L'annonce du plan "Power8" de réorganisation d'Airbus, qui vient d'être reportée, va mettre à l'épreuve un modèle social et industriel unique, qui a permis à l'aéronautique européenne de rattraper puis faire jeu égal avec celle des Etats-Unis en une génération.

(afp) Alors que le grand rival américain Boeing a connu nombre de crises et de plan de réduction d'effectifs drastiques, Airbus, plus jeune et protégé des contraintes du marché boursier jusqu'en 2001, a traversé les crises et les surchauffes cycliques de l'aéronautique sans les coups d'accordéon qui ont fragilisé le savoir-faire de son concurrent, soulignent les syndicats.
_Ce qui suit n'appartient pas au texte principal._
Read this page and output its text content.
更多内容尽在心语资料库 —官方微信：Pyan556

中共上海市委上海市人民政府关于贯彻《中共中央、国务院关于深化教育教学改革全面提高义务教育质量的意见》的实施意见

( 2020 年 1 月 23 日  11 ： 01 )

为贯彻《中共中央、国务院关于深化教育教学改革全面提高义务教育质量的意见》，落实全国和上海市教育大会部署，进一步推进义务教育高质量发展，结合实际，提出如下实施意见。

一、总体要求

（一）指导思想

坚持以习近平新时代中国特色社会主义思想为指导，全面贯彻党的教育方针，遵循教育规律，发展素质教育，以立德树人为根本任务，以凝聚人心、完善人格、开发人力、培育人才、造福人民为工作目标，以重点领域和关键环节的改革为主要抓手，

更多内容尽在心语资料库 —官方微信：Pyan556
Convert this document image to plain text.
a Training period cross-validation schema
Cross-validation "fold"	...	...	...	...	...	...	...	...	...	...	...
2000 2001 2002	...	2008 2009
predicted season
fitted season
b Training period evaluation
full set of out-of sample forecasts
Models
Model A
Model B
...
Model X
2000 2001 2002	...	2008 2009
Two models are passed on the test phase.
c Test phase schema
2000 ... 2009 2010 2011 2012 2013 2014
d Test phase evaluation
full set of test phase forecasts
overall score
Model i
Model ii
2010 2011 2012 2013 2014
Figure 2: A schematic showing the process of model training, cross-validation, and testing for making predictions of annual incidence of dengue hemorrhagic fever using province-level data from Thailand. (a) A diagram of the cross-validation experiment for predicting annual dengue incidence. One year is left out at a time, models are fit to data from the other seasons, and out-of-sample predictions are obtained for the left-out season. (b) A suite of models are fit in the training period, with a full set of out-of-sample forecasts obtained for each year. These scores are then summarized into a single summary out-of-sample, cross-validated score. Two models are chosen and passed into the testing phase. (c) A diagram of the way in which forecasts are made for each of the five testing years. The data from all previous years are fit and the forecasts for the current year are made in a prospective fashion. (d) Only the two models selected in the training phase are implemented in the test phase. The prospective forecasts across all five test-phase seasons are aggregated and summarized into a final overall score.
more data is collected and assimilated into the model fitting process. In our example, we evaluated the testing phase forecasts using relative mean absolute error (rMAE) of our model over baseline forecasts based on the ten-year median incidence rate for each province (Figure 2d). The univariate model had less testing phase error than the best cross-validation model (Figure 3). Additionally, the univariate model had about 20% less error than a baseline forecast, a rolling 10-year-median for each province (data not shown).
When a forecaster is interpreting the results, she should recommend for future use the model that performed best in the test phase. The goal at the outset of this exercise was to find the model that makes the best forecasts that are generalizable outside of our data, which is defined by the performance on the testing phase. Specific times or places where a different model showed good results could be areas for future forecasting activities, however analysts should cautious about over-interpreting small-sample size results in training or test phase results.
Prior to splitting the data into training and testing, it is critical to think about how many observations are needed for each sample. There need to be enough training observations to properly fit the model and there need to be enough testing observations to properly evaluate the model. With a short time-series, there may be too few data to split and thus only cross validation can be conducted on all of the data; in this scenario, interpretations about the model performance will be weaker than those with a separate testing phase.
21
Airbus, qui emploie quelque 56.000 personnes en tout (31% en France, 36% en Allemagne, 18% au Royaume Uni et près de 6% en Espagne), "s'est bâti sur une politique contractuelle, et des accords successifs" note Philippe Fraysse, délégué Force Ouvrière (FO), le syndicat majoritaire côté français. "Il y a très rarement eu de grandes grèves ou de plans sociaux, on a toujours discuté de tout" ajoute-t-il en espérant que "Power8" "ne va pas changer cet état de chose".Mais l'accumulation des pressions boursières, les relents de nationalisme entre la partie allemande et la partie française, qui ont provoqué le report de l'annonce du plan lundi, mettent à mal ce modèle, dans un climat pré-électoral tendu en France.Selon Jean-Jacques Desvignes (CGT), "l'entente syndicale CGC-FO-CFTC", qui a maintenu la paix sociale durant trente ans chez Airbus "à coup de donnant-donnant avec la direction", un système "très fort et unique", a rencontré "ses limites". "Ce modèle de cogestion est au bout", dit-il.En Allemagne, des manifestations ont réuni près de 25.000 salariés selon IG Metall le 2 février. En France, une grève de deux heures le 6 février sur l'ensemble des sites d'Airbus à l'appel de l'intersyndicale, très suivie, "une première pour Airbus" selon M. Fraysse (FO), a également constitué un avertissement."On n'est pas à l'abri d'une grève européenne" menace FO, qui a rencontré récemment IG Metall."+EADS (maison-mère d'Airbus) c'est 40% de fonds de pension américains+ qui exigent une rentabilité immédiate", dénonce la CGT. "Ce n'est plus un groupe industriel, c'est un groupe financier", ajoute-t-elle."Nous ne sommes pas inquiets sur des fermetures d'usine car nous avons cinq ans de travail devant nous et 2.000 avions en commande" explique FO, qui redoute en revanche les ventes d'établissements annoncées. "Ce que nous craignons c'est le +modèle Boeing+, c'est-à-dire qu'Airbus ne garde que la conception, l'assemblage final et la livraison, et que tout le reste soit externalisé" dit M. Fraysse. "Chez Boeing, 80% de la construction des avions est externalisée, nous ne sommes qu'à 40-45%" ajoute-t-il.

Le PDG d'Airbus Louis Gallois a déjà annoncé qu'il confierait 50% de la construction des structures du futur long courrier A350 à des partenaires extérieurs.

"Derrière la sous-traitance, il y a la mise en concurrence, et derrière il y a des délocalisations pour des éléments comme les pièces de structure, les tronçons de fuselage, les éléments de mécanique et de tuyauterie, d'autant qu'un chaîne d'A320 doit ouvrir en Chine", ajoute la CGT."Alors que l'Europe a mis plus de 50 ans à construire une industrie aéronautique compétitive (...), comment justifier auprès des citoyens que tous ces efforts vont désormais enrichir les actionnaires en exploitant les pays émergents et en privant l'Europe de milliers d'emplois ?" dénonce la CFDT, dans une "adresse" aux candidats à la présidentielle.